Bilayer self-assembled InAs QD using digital alloy capping layer approach: experiment and theory

Abstract

This study presents a novel approach to enhance the photoluminescence and minimize strain in selfassembled bilayer InAs quantum dot (QDs). To obtain this approach, multi-level digital alloy capping layer (DACL) is introduced in the growth of the ternary InGaAs capping layer having different material composition, instead of conventional thick layer. A single thick 4 nm InGaAs capping on the InAs QD layers (Sample A1) is divided into four equal parts each having 1 nm thicknesses. The composition of indium (In) in strain reducing layer (SRL) in growth direction is varied from 45% to 15% for both first layer and second layer QDs (Sample D1). The experimental low temperature ground state emission wavelength for the sample A1 and sample D1 was 1096 and 1167 nm respectively. The biaxial and hydrostatic strain in growth direction was theoretically computed and compared for both analog and digital samples.

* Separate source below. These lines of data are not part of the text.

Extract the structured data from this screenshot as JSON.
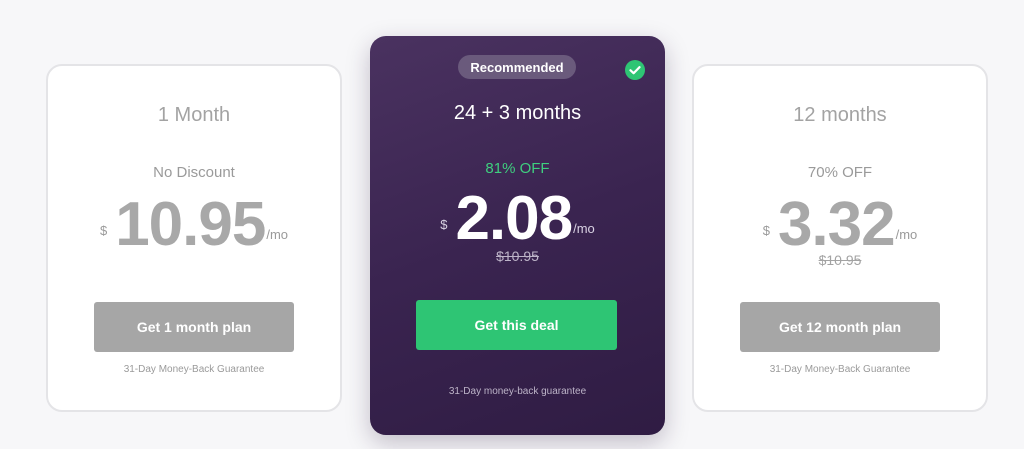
{
  "plans": {
    "left": {
      "title": "1 Month",
      "discount": "No Discount",
      "currency": "$",
      "price": "10.95",
      "per": "/mo",
      "old_price": "",
      "cta": "Get 1 month plan",
      "guarantee": "31-Day Money-Back Guarantee"
    },
    "featured": {
      "badge": "Recommended",
      "title": "24 + 3 months",
      "discount": "81% OFF",
      "currency": "$",
      "price": "2.08",
      "per": "/mo",
      "old_price": "$10.95",
      "cta": "Get this deal",
      "guarantee": "31-Day money-back guarantee"
    },
    "right": {
      "title": "12 months",
      "discount": "70% OFF",
      "currency": "$",
      "price": "3.32",
      "per": "/mo",
      "old_price": "$10.95",
      "cta": "Get 12 month plan",
      "guarantee": "31-Day Money-Back Guarantee"
    }
  },
  "colors": {
    "accent_green": "#2ec574",
    "featured_bg": "#3a2450",
    "disabled_button": "#a6a6a6"
  },
  "icons": {
    "selected": "check-circle-icon"
  }
}
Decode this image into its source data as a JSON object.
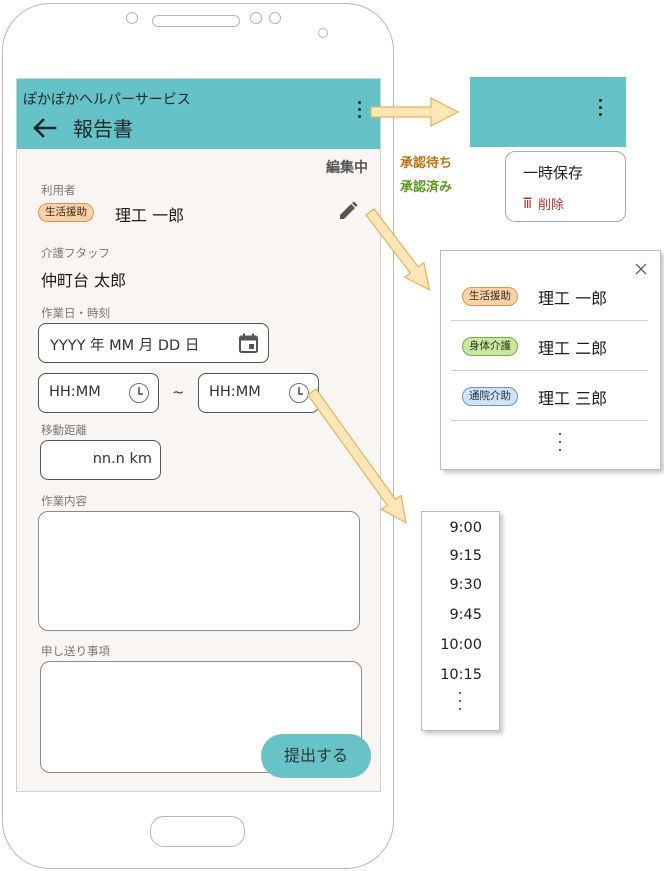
{
  "app": {
    "brand": "ぽかぽかヘルパーサービス",
    "title": "報告書",
    "edit_status": "編集中"
  },
  "form": {
    "user_label": "利用者",
    "user_badge": "生活援助",
    "user_name": "理工 一郎",
    "staff_label": "介護フタッフ",
    "staff_name": "仲町台 太郎",
    "datetime_label": "作業日・時刻",
    "date_placeholder": "YYYY 年 MM 月 DD 日",
    "time_start_placeholder": "HH:MM",
    "time_separator": "~",
    "time_end_placeholder": "HH:MM",
    "distance_label": "移動距離",
    "distance_placeholder": "nn.n km",
    "work_label": "作業内容",
    "notes_label": "申し送り事項",
    "submit_label": "提出する"
  },
  "menu_panel": {
    "status_pending": "承認待ち",
    "status_approved": "承認済み",
    "items": [
      {
        "label": "一時保存",
        "icon": "clock-icon"
      },
      {
        "label": "削除",
        "icon": "trash-icon",
        "color": "#c0302a"
      }
    ]
  },
  "user_picker": {
    "users": [
      {
        "badge": "生活援助",
        "name": "理工 一郎",
        "badge_color": "#fbd2a8"
      },
      {
        "badge": "身体介護",
        "name": "理工 二郎",
        "badge_color": "#c9e7a0"
      },
      {
        "badge": "通院介助",
        "name": "理工 三郎",
        "badge_color": "#cfe3f7"
      }
    ]
  },
  "time_picker": {
    "times": [
      "9:00",
      "9:15",
      "9:30",
      "9:45",
      "10:00",
      "10:15"
    ]
  },
  "colors": {
    "appbar": "#65c2c6",
    "screen_bg": "#f9f5f2",
    "arrow_fill": "#fde7b8",
    "arrow_stroke": "#e8b15a"
  }
}
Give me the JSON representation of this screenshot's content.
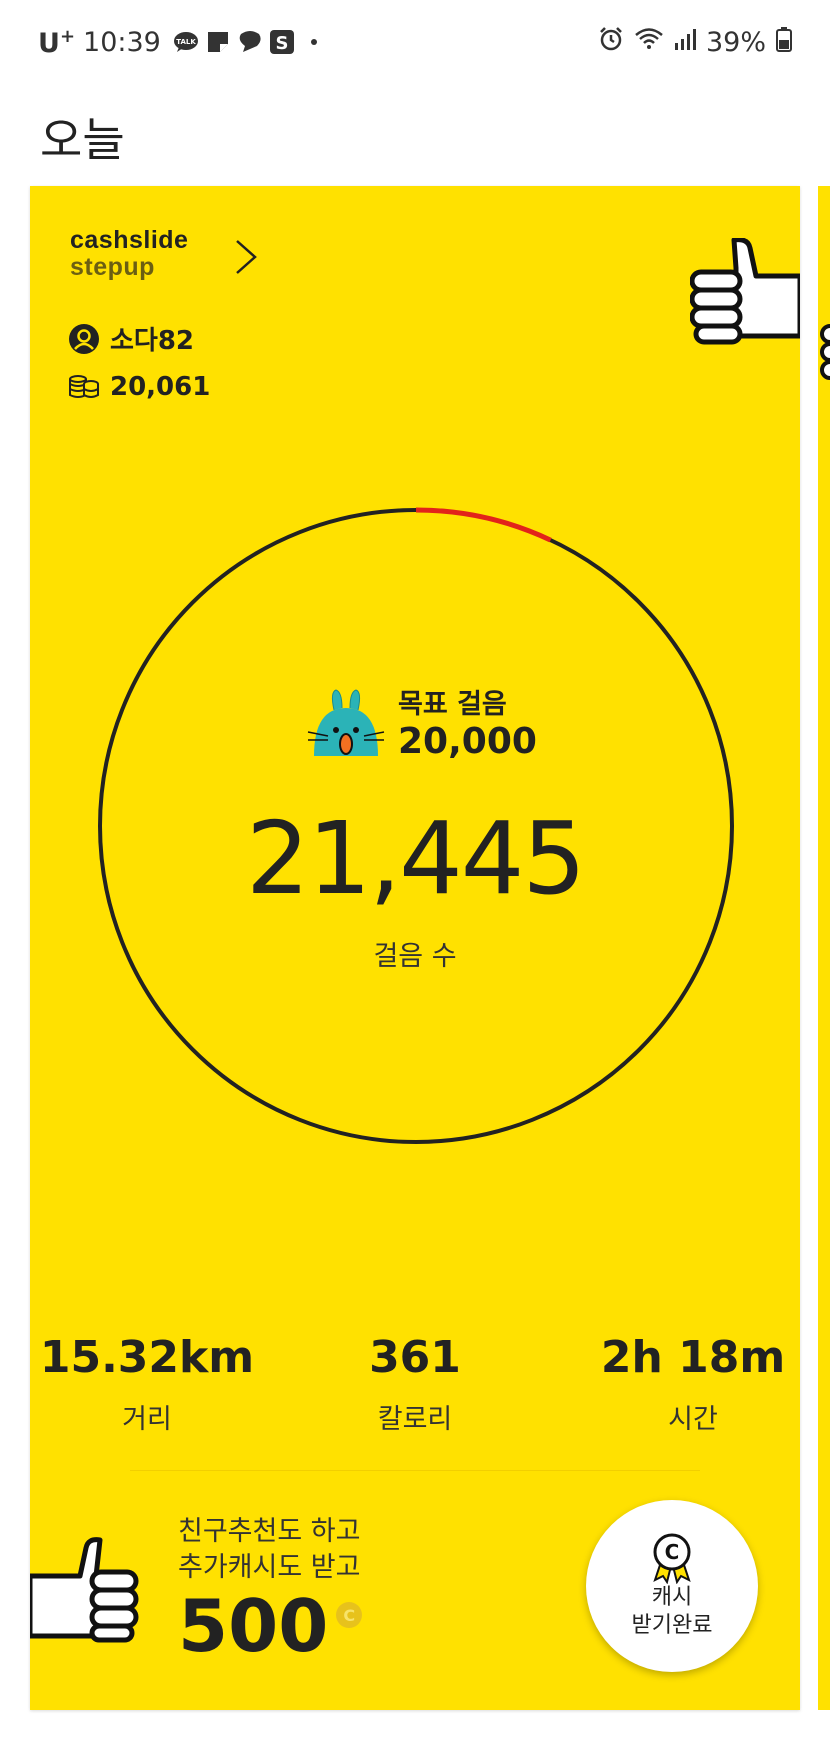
{
  "status_bar": {
    "carrier": "U",
    "carrier_sup": "+",
    "time": "10:39",
    "battery": "39%"
  },
  "page_title": "오늘",
  "card": {
    "brand_line1": "cashslide",
    "brand_line2": "stepup",
    "username": "소다82",
    "cash_balance": "20,061",
    "goal_label": "목표 걸음",
    "goal_value": "20,000",
    "steps": "21,445",
    "steps_label": "걸음 수",
    "stats": [
      {
        "value": "15.32km",
        "label": "거리"
      },
      {
        "value": "361",
        "label": "칼로리"
      },
      {
        "value": "2h 18m",
        "label": "시간"
      }
    ],
    "promo_line1": "친구추천도 하고",
    "promo_line2": "추가캐시도 받고",
    "promo_amount": "500",
    "coin_symbol": "C",
    "cash_button_line1": "캐시",
    "cash_button_line2": "받기완료",
    "goal_exceeded_fraction": 0.07
  },
  "colors": {
    "card_bg": "#ffe100",
    "ring": "#222222",
    "ring_progress": "#e2231a",
    "mascot": "#2bb3b7"
  }
}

The computed hydrostatic and biaxial strain in sample D1 is improved by 7.19% and 6.79% respectively, when compared to that of analog sample A1. The improved hydrostatic strain provides the better carrier confinement. The improved biaxial strain offers more band splitting between heavy-hole and light-hole band in valence band. This decreases the ground state band gap and thus offers a red shift in photoluminescence (PL). The experimental PL for both samples were also validated by simulating both heterostructures. The sample with DACL growth mode provided better crystalline quality, enhanced quantum yield and lesser defects.